The group emphasizes the difficulty of making premium rate predictions, both for individuals and for the population as a whole, in a new brief on the effect of PPACA on health insurance premiums.
PPACA is supposed to create exchanges, or Web-baed health insurance supermarkets; prohibit insurers' from considering health status when issuing coverage; sharply restrict insurers' ability to use most personal health information when setting rates; limit insurers to charging the oldest adult enrollees only three times as much as they charge the youngest adult enrollees; and add many new benefits standards, including bans on annual and lifetime benefits limits for "essential health benefits."
PPACA also is supposed to create a new premium assistance tax credit that may reduce the amount of cash moderate-income taxpayers have to pay for coverage.
"Importantly, premium changes will differ across states and individuals," according to Cori Uccello, an academy staffer who worked with the group's life practice council to develop the brief.
"In states that already limit the extent to which premiums can vary across individuals, especially those with guaranteed-issue requirements, average premiums potentially could decline as lower-cost individuals obtain coverage due to the individual mandate and premium subsidies," Ucello wrote. "In states with no or few rate restrictions, premiums are more likely to go up, to reflect an influx of higher-cost individuals."
Changes in premiums could also depend on the percentage of a state's people who already have health coverage when PPACA takes effect, residents' income, and other factors, Uccello said.
In states that have placed few restrictions on insurers' use of age in setting rates, "the compression of premiums due to the age rating restrictions will increase the relative rates for younger adults and reduce them for older adults," Uccello said.

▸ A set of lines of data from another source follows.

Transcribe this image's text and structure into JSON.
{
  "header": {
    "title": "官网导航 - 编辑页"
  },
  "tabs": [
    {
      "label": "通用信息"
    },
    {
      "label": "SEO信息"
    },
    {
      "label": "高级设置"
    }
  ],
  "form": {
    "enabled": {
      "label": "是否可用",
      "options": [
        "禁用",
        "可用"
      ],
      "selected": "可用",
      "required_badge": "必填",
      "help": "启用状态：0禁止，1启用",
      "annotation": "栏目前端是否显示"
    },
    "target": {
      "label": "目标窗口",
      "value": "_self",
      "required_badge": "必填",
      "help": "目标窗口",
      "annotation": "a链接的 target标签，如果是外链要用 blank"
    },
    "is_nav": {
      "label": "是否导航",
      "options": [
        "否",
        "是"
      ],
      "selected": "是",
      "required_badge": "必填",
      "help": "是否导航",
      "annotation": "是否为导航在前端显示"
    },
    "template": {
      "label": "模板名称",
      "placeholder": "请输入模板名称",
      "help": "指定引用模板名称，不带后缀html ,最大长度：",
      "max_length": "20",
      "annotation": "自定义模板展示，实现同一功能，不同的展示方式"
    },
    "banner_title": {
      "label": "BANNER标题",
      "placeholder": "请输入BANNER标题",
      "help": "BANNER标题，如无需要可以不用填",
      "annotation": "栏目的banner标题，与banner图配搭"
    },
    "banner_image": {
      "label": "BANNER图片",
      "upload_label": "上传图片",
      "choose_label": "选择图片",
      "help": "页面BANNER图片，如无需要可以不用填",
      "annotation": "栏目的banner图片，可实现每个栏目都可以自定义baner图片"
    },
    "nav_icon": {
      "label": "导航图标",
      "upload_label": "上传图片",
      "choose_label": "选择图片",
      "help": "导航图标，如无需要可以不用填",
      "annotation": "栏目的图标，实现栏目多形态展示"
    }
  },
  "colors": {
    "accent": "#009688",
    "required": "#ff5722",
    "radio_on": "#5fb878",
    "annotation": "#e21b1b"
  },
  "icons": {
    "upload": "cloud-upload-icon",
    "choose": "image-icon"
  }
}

Similarly, in states that have let insurers charge men and women different rates, a new PPACA ban on gender-priced pricing "will shift costs between men and women, depending on age," Ucello said. "In states that currently allow premiums to vary by gender, premiums are typically higher for younger women than younger men and for older men than younger women."
Some states could take action to reduce the effects of PPACA on rates for certain groups of consumers, Ucello said.